Hitzewelle lässt Waldbrandgefahr in der Grafschaft steigen

Im vergangenen Jahr stand das Gildehauser Venn in Flammen. Archivfoto: Hille

Im vergangenen Jahr stand das Gildehauser Venn in Flammen. Archivfoto: Hille

Nordhorn Die Wetterprognose sagt für die kommenden Tage eine Hitzewelle voraus. Der Landkreis Grafschaft Bentheim erwartet, dass die Waldbrandgefahr wieder steigt und hat aus diesem Grund eine Waldbrandverordnung erlassen. Rauchen, Feuer anzünden und das Verlassen der Wege in Wald, Moor und Heide sind ab sofort verboten. Ausgenommen vom Verbot sind die Erledigung öffentlicher Aufgaben sowie die rechtmäßige Bewirtschaftung und Nutzung von Grundstücken.

Der Landkreis habe sich in Abstimmung mit den Waldbrandbeauftragten zu diesem Schritt entschieden. „Laut Deutschen Wetterdienst steigt die Waldbrandgefahr täglich. Darum haben wir gewisse Verhaltensregeln im Rahmen einer Verordnung vorgeschrieben“, erklärt Paul Uphaus, Leiter der unteren Naturschutz- und Waldbehörde in der Kreisverwaltung.

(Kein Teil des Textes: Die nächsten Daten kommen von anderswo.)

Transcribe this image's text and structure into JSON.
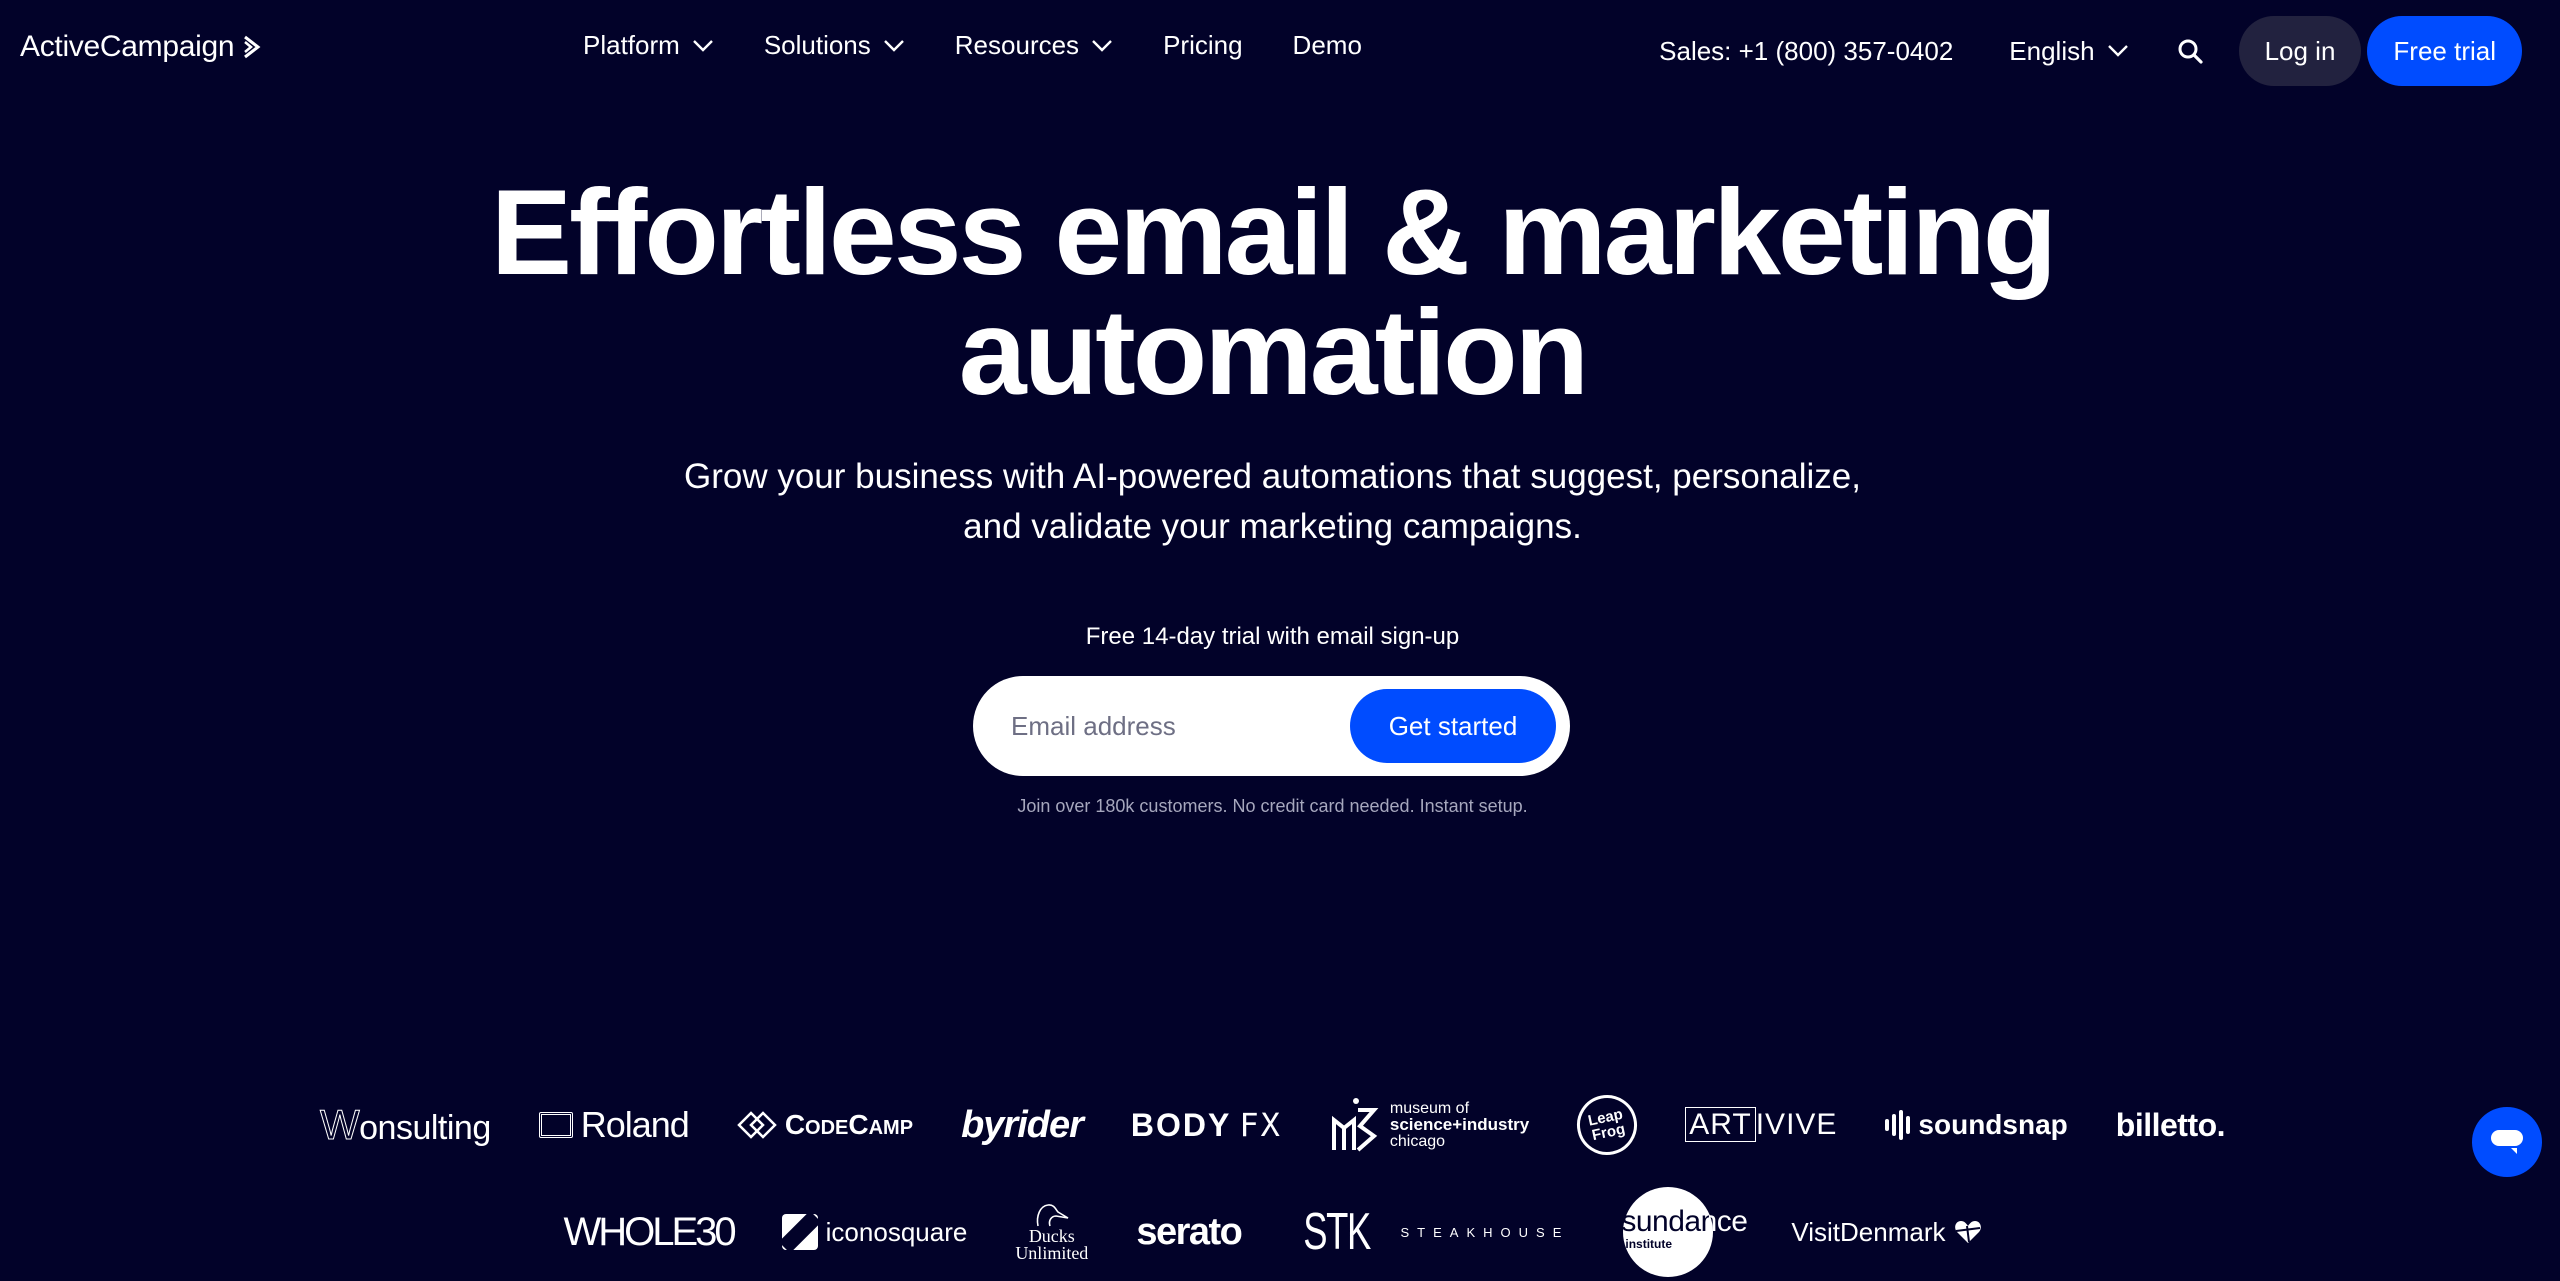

Bei Verstoß droht Geldbuße

Generell gelte, im Wald und in der freien Natur erhöhte Vorsicht und Aufmerksamkeit walten zu lassen, so auch bei Freizeitaktivitäten. Im Wald ist das Rauchen grundsätzlich vom 1. März bis zum 31. Oktober nicht gestattet. Eine Waldbrandgefahr geht ebenfalls von liegengelassenen Flaschen und Glasscherben aus, ebenso von achtlos aus dem Fenster geworfenen Zigarettenkippen. „Ein Verstoß gegen die Verordnung gilt als Ordnungswidrigkeit und kann mit einer Geldbuße geahndet werden“, heißt es aus dem Kreishaus.

Waldbesucher sollten Autos nur auf ausgewiesenen Parkplätzen abstellen, nicht über trockenem Bodenbewuchs parken und Zufahrtswege in die Wälder nicht mit ihren Fahrzeugen blockieren. „Wird ein Waldbrand bemerkt, ist die Feuerwehr sofort über die Notrufnummer 112 zu alarmieren“, teilt der Landkreis mit.